Die SHV-Spitze, vertreten durch den Vorsitzenden Karl-Heinz Kellermann (VPT), Geschäftsführer Heinz Christian Esser (ZVK) und Justiziar Dr. Frank Dudda (IFK), traf dazu heute in Berlin mit Hilde Mattheis zusammen, der gesundheitspolitischen Sprecherin und Obfrau der SPD-Bundestagsfraktion im Gesundheitsausschuss.
Bei dem Treffen wurden vor allem die Themen Direktzugang, schlechte Vergütungssituation und Bürokratie erörtert. Hilde Mattheis zeigte im Gespräch großes Interesse am Thema Direct Access. Hier erwartet sie zunächst noch eine breitere Informationsbasis, hält jedoch ein solches Unterfangen für zukunftsträchtig.
Beim wichtigen Thema angemessene Vergütung zeigte Hilde Mattheis viel Verständnis für die unzureichende Situation in der Heilmittel-Branche. Vor allem erklärte sie sich dazu bereit, im Gesetzgebungsverfahren für den Wegfall der Grundlohnsummenbindung einzutreten.

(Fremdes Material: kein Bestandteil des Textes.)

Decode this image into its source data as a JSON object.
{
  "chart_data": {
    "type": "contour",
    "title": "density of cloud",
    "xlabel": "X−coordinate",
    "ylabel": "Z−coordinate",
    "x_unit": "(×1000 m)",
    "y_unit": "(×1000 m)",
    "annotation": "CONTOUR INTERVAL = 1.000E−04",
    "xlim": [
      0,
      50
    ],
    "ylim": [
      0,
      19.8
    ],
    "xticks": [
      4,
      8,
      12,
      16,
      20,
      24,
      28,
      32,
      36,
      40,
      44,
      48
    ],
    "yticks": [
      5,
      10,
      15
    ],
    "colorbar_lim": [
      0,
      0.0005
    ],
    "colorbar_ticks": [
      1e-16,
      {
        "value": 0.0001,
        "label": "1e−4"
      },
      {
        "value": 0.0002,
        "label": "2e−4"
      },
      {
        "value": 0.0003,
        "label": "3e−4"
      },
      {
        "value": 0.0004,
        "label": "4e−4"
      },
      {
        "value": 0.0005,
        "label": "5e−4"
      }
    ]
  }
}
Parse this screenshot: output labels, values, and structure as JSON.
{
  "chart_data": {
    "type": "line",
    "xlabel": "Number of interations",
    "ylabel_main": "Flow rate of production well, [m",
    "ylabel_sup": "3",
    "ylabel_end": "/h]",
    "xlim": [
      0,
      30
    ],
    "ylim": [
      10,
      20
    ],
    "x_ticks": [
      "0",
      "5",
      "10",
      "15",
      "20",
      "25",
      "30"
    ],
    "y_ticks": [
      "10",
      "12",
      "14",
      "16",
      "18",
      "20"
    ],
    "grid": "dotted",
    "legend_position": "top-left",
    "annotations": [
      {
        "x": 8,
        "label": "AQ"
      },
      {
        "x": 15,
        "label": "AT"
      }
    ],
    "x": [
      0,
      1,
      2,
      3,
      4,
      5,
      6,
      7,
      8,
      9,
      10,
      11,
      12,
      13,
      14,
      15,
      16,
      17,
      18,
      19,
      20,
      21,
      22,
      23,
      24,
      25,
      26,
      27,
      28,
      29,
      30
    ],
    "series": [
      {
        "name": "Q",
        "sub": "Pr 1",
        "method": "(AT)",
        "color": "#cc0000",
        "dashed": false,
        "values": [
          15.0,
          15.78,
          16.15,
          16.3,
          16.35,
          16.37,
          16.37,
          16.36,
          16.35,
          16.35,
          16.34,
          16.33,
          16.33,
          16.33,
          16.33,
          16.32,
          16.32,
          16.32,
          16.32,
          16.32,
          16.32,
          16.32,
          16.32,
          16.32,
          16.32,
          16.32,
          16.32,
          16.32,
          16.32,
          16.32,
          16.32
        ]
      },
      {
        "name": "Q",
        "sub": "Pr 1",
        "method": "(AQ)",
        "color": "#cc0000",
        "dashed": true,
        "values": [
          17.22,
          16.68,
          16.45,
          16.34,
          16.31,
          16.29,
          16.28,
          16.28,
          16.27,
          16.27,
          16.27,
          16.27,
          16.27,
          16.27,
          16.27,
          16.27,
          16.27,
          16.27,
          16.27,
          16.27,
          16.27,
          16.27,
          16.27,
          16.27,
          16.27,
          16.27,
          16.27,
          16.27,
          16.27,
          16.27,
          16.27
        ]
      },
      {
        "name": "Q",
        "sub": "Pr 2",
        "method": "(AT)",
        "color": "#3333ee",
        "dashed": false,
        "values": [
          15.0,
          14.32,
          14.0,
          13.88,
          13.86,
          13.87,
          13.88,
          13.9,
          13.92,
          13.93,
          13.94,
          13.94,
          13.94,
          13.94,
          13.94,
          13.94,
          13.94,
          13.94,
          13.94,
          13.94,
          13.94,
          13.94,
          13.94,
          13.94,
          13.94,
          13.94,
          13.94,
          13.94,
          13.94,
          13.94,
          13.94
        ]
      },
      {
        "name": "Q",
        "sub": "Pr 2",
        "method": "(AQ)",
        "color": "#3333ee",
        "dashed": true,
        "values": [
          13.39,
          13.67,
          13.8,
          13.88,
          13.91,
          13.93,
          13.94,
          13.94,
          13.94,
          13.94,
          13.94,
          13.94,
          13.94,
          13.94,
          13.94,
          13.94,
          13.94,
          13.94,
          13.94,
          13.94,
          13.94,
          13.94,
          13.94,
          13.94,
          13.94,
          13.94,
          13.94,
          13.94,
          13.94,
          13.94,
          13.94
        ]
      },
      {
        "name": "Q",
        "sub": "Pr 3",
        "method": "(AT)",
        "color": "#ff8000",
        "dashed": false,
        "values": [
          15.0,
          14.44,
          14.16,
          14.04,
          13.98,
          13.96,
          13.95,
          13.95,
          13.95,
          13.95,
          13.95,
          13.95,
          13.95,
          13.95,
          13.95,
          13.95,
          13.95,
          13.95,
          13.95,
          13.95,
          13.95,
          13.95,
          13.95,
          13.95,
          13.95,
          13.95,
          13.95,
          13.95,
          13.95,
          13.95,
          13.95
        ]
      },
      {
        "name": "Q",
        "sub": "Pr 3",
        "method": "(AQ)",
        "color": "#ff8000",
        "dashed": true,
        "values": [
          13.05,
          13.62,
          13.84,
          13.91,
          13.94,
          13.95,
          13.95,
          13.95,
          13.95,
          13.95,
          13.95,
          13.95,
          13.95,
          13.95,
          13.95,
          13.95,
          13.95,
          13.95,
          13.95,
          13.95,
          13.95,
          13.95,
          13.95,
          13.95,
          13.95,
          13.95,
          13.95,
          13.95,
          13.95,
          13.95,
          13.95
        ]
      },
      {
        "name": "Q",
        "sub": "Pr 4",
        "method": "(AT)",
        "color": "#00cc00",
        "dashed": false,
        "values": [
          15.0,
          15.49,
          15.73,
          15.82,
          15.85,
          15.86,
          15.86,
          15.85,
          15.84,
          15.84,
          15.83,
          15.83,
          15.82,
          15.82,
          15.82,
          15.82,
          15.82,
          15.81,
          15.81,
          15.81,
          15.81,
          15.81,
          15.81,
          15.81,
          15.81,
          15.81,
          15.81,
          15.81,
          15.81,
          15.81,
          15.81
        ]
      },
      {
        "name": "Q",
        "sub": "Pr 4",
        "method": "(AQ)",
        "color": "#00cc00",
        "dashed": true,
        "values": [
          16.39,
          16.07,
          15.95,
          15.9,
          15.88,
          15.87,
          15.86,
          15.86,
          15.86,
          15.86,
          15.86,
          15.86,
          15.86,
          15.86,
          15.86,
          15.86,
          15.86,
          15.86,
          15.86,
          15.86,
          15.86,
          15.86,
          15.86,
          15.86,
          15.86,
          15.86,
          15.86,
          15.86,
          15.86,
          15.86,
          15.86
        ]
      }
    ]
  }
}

Bislang bewirkt die Grundlohnsummenbindung, dass der Gesetzgeber eine jährliche Obergrenze für Vergütungserhöhungen bekannt gibt, welche Verbände und Krankenkassen in den Verhandlungen nicht überschreiten dürfen. Dieser Mechanismus ist der Hauptgrund dafür, dass notwendige Vergütungszuwächse in der Physiotherapie nicht möglich sind.
Wenn sich nun die maßgebliche Sprecherin der SPD im Gesundheitsausschuss für einen Wegfall der Grundlohnsummenbindung ausspricht, ist das ein bedeutsames Signal und nährt die Hoffnung, dass das Haupthindernis für angemessene Vergütungen noch im kommenden Versorgungsstärkungsgesetz aus dem Weg geräumt werden kann. Entscheidend wird der Abschluss des Gesetzgebungsverfahrens nach Ostern sein.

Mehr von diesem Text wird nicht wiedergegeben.